Sorry, pro sports bettors
It comes as little surprise that the Indiana regulations give operators broad discretion in limiting their liability to losses, or even limiting their exposure to gamblers who win more than they lose.
Under the “house rules” section, the IGC gives operators the ability to limit the wagering amount without the requirement of providing a reason for doing so. Arguably the most legitimate criticism of the NJ sports betting industry is that bettors are being shut out of betting beyond relatively small amounts. The anecdotes suggest that the bettors facing restrictions are sharps.
It’s worth noting that the Indiana regs state explicitly that a sportsbook cannot reduce a maximum payout after the wager was accepted. If this was permitted, the sports betting industry would be junk and consumers would always be vulnerable to being ripped off.
Related to this, the IGC regs state that if somehow a person who is excluded or prohibited from sports wagering is able to place a wager, the sportsbook must still honor that wager. This is a good consumer protection measure.
Geofencing a sports stadium?
The IGC could allow a “sports governing body” to request that the location of a particular sporting event is off-limits for wagering. Regulators would only do so if the sports league demonstrates a “credible threat to the integrity of sports wagering at the particular location of the sporting event which is beyond the control of the sports governing body to preemptively remedy or mitigate.”
The Indiana sports betting law did not give the leagues a handout in the form of mandating that operators use league data for determining the outcome of wagers.
The league(s) would have to also convince regulators that “no other means exist to remedy or mitigate the specific risk to sports wagering at the location of the particular sporting event and that geofencing is the only appropriate measure to address the issue.”

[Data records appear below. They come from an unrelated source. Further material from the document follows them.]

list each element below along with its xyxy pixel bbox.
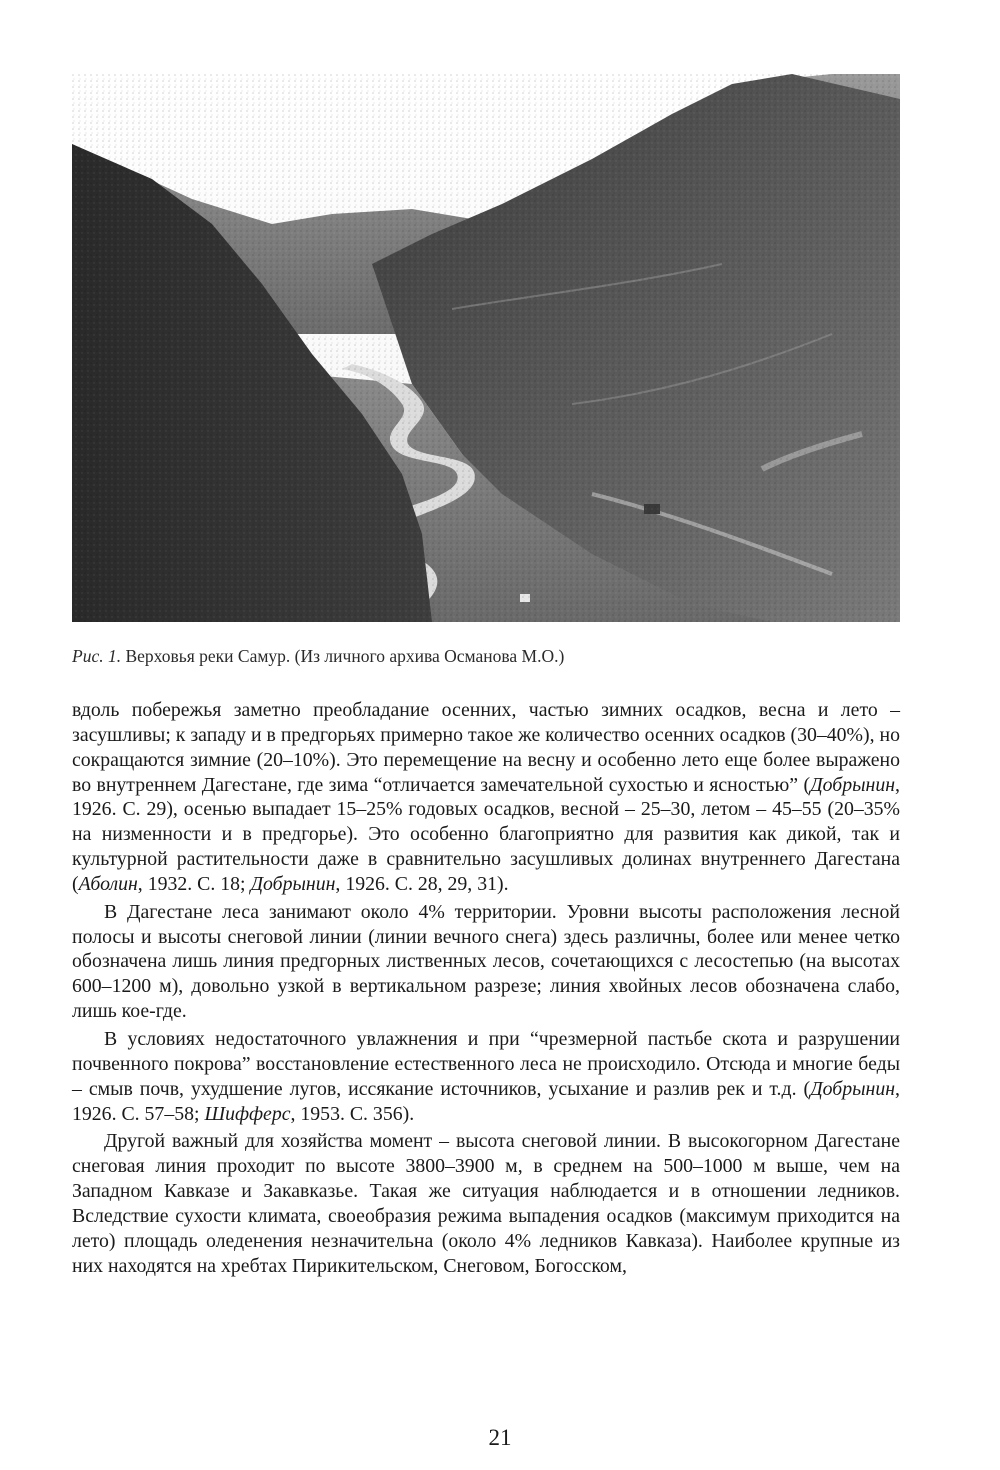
text-run: вдоль побережья заметно преобладание осенних, частью зимних осадков, весна и лето – засушливы; к западу и в предгорьях примерно такое же количество осенних осадков (30–40%), но сокращаются зимние (20–10%). Это перемещение на весну и особенно лето еще более выражено во внутреннем Дагестане, где зима “отличается замечательной сухостью и ясностью” ( (72, 699, 900, 796)
paragraph-4 (72, 1129, 900, 1278)
author-citation: Шифферс (204, 1102, 291, 1125)
author-citation: Добрынин (250, 872, 336, 895)
figure-caption (72, 646, 900, 667)
page-number: 21 (488, 1425, 512, 1450)
text-run: В условиях недостаточного увлажнения и при “чрезмерной пастьбе скота и разрушении почвенного покрова” восстановление естественного леса не происходило. Отсюда и многие беды – смыв почв, ухудшение лугов, иссякание источников, усыхание и разлив рек и т.д. ( (72, 1027, 900, 1100)
text-run: , 1926. С. 28, 29, 31). (335, 872, 509, 895)
paragraph-1 (72, 698, 900, 897)
text-run: , 1926. С. 29), осенью выпадает 15–25% годовых осадков, весной – 25–30, летом – 45–55 (20–35% на низменности и в предгорье). Это особенно благоприятно для развития как дикой, так и культурной растительности даже в сравнительно засушливых долинах внутреннего Дагестана ( (72, 773, 900, 895)
text-run: В Дагестане леса занимают около 4% территории. Уровни высоты расположения лесной полосы и высоты снеговой линии (линии вечного снега) здесь различны, более или менее четко обозначена лишь линия предгорных лиственных лесов, сочетающихся с лесостепью (на высотах 600–1200 м), довольно узкой в вертикальном разрезе; линия хвойных лесов обозначена слабо, лишь кое-где. (72, 900, 900, 1023)
paragraph-2 (72, 900, 900, 1024)
figure-caption-text: Верховья реки Самур. (Из личного архива Османова М.О.) (121, 646, 565, 666)
text-run: , 1932. С. 18; (137, 872, 251, 895)
figure-caption-label: Рис. 1. (72, 646, 122, 666)
text-run: , 1953. С. 356). (290, 1102, 415, 1125)
author-citation: Добрынин (810, 1077, 896, 1100)
river-valley-photo (72, 74, 900, 622)
body-text (72, 698, 900, 1278)
text-run: , 1926. С. 57–58; (72, 1077, 900, 1125)
author-citation: Аболин (78, 872, 138, 895)
samur-valley-illustration (72, 74, 900, 622)
text-run: Другой важный для хозяйства момент – высота снеговой линии. В высокогорном Дагестане снеговая линия проходит по высоте 3800–3900 м, в среднем на 500–1000 м выше, чем на Западном Кавказе и Закавказье. Такая же ситуация наблюдается и в отношении ледников. Вследствие сухости климата, своеобразия режима выпадения осадков (максимум приходится на лето) площадь оледенения незначительна (около 4% ледников Кавказа). Наиболее крупные из них находятся на хребтах Пирикительском, Снеговом, Богосском, (72, 1130, 900, 1277)
author-citation: Добрынин (810, 773, 896, 796)
paragraph-3 (72, 1027, 900, 1126)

The burden here is on the leagues, as the IGC could consult with an “independent monitoring provider” and other sports betting states in deciding whether to grant the request.
Sports betting platform not like a poker site
Unfortunately for bettors, the IGC will not allow you to transfer or receive money from someone else’s online/mobile sports betting account.
Let’s say you’re at a bar with your friends, and you don’t currently have the funds to place a bet. While there could be a case made that you shouldn’t be betting in the first place, you won’t be able to turn to your friend and ask if they can send you funds on the app to make your bet. Fortunately, there will be plenty of deposit options available to customers.
Of course, if kickoff is just moments away and you realize you have nothing in your account, the quickest way to get money may be to ask your friend to transfer some to you on the sports betting app. The reg prohibiting this hypothetical scenario makes it so sports bettors will have to plan slightly better and have the means to fund their account with some time to spare ahead of the event.
The IGC is pretty consumer-friendly with regard to how long an operator must to wait to close your online/mobile account due to inactivity. A sportsbook can only consider your account to be dormant if you haven’t logged on for “at least” three years. The book can then close your account.
The funds you have in their will be considered “abandoned,” and they will head to the state only after the book sends a notice to your last known address. This regulation won’t be relevant for quite some time, but it’s easy to see that one day Indiana may be collecting money from some sports bettors who stopped playing or switched which book(s) they gamble with.
Three years is a long time. Any sports bettor who forgot about their account and their money for that long probably won’t be missing it too much if the state claims it.